An alternative would be to have an attribute that declares the name of the attribute that is an ID attribute, say xml:idatt. To make this usable, xml:idatt would be inherited. In the typical case where all elements use the same attribute name for an ID, this means that a user has only to add something like xml:idatt="id" or xml:idatt="rdf:ID" to their root element and everything works. You would also need to allow xml:idatt="" to disable inheritance.
<foo xml:idatts="x"> <bar x="abc"/> <baz x="hij" /> </foo>
Not everyone has been convinced that a generic solution is required, and some of them have been looking instead for a minimal victory. David Carlisle proposed revising how XPointer interprets a fragment identifier, so that as well as using the id function, it checks for attributes called "id". This results in a rather scary XPath expression:
id('Chapter12')|/*[not(id('foo'))]/descendant-or-self::*[@*[local-name()=3D= 'id' and .3D 'Chapter12']]
Elliotte Harold was also of the opinion that the architectural hole could be plugged by a change limited to XPointer alone.

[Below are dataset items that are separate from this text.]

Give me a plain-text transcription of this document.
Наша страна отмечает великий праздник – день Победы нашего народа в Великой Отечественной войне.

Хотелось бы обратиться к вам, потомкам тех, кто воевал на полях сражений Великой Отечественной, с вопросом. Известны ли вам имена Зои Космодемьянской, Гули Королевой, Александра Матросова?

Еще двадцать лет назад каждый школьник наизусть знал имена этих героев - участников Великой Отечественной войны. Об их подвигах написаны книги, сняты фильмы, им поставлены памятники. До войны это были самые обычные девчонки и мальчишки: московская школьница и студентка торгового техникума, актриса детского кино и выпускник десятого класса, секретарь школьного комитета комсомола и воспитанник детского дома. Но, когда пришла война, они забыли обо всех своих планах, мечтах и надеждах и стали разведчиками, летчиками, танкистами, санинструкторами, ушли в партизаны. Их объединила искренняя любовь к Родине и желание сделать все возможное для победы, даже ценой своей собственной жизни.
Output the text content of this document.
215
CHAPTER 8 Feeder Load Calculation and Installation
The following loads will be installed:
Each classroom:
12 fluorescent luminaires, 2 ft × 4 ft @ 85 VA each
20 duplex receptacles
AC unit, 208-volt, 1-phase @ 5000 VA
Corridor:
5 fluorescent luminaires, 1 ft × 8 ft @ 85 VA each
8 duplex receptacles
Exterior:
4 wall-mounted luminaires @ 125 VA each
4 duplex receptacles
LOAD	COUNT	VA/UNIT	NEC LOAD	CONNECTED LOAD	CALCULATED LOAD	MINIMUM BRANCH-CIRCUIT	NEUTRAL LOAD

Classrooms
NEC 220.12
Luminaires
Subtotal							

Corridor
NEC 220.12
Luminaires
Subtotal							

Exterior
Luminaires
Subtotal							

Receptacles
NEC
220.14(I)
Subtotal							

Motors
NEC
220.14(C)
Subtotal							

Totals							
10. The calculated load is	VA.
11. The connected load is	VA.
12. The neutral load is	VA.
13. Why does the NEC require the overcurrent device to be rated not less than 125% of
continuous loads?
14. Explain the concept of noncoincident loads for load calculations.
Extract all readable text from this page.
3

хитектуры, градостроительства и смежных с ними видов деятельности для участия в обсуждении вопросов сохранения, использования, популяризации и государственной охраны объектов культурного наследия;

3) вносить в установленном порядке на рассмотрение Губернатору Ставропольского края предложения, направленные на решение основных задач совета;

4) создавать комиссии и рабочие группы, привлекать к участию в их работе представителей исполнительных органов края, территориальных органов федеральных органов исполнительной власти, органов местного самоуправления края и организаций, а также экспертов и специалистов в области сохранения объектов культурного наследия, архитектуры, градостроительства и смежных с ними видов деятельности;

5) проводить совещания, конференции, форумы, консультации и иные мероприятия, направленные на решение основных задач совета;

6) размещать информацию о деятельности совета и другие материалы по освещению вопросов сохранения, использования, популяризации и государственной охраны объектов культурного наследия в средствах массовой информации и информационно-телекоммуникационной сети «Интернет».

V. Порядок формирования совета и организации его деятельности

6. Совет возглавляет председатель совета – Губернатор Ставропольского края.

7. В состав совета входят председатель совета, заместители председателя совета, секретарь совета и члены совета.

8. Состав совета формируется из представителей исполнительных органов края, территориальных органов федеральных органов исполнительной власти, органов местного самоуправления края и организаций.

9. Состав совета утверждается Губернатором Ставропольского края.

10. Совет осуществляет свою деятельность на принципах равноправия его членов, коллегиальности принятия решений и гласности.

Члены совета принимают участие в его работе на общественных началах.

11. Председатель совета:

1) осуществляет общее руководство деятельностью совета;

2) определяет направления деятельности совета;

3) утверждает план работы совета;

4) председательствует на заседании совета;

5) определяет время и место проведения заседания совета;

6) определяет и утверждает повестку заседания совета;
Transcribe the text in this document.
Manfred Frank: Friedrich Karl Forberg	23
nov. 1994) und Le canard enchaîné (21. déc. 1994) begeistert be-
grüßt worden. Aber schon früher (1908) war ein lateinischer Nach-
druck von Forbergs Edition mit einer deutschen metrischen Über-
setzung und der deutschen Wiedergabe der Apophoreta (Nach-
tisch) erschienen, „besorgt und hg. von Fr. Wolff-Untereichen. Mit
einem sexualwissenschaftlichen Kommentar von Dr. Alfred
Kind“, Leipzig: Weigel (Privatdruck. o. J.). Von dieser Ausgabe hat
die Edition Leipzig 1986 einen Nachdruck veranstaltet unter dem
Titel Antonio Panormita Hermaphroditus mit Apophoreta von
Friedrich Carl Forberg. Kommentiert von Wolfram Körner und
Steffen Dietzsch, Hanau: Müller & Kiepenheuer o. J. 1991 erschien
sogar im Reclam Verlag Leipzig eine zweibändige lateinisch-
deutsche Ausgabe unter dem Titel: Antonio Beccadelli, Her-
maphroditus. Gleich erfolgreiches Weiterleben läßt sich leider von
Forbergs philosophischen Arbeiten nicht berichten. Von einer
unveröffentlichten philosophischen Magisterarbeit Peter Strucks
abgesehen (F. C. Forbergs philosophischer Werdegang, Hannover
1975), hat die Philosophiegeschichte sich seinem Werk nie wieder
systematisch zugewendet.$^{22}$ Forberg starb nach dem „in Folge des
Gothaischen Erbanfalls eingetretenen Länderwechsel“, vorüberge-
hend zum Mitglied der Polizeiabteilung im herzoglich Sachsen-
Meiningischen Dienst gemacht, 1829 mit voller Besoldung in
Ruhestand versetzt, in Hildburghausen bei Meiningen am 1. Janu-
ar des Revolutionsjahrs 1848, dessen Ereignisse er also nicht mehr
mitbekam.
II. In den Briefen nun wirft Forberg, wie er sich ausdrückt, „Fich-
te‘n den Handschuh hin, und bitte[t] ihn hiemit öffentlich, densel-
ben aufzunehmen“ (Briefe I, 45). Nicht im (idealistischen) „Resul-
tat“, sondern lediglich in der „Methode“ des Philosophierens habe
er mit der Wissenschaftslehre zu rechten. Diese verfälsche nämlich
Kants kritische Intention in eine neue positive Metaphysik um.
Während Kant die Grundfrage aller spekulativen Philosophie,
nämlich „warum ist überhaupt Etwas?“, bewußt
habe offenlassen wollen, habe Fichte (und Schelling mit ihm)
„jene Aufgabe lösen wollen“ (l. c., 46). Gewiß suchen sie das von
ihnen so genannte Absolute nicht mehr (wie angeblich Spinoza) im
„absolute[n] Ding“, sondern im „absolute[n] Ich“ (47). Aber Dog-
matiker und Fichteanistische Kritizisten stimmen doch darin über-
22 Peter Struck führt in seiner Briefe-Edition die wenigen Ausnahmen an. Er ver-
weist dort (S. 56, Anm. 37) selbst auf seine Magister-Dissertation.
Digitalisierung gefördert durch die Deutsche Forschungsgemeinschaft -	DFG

...I issue a new request for a standard xml:target attribute. This would provide a unique name for XPointers to link to. It would have no necessary type. It would have no affect on validity. The documents in which it appears may or may not have DTDs, may or may not be valid, and may or may not declare this attribute with any particular type. Whether such a document was valid would be determined exactly according to the rules of XML 1.0.
A good deal of discussion is likely to be needed before consensus forms. There are some issues related to all proposals presented so far (the Deviant is attempting to maintain a list of these separately), and there are several options for how things might proceed.
If consensus settles on an XPointer-only fix, then there is likely to be pressure applied by the community to have the specification returned to Working Draft status to resolve this issue. It's disappointing that a specification can get this close to becoming a Recommendation with such a big loophole. Something has failed somewhere. In fact it may turn out that this problem has already been considered and rejected. Without disclosure of Working Group discussion it's difficult to surmise anything.
If the consensus is that a more general solution is required, then the appropriate way forward seems to be for a Note to be submitted to the W3C documenting the proposal with the aim of it becoming a separate Recommendation. Tim Bray has suggested that this would be simpler than re-opening the XML specification.
Michael Champion observed that such a specification might actually be created as a community activity, perhaps with it entering a standardization process after implementation experience.
Something like RDDL is *exactly* what I would like to see here. It's just a nice suggestion for a way forward that tools developers can implement rather than re-inventing the id-ness wheel or leaving it to the application writers. Concrete experience with it in the field may motivate the W3C (or ISO, or whoever comes along and applies the lessons of history to XML 1.0) to put it in a "real" standard someday.
While this discussion may seem slightly esoteric -- it certainly doesn't significantly derail the web service or XML-EDI approaches -- it demonstrates that gaps in the web architecture are still appearing, gaps which clearly point to a need for a group like the TAG, the elections for which end on 28 November.
Those with a keen eye will have also realized that separating out the responsibility for the declaration of identifiers could further attenuate the role of DTDs, taking us another step closer to a more layered architecture.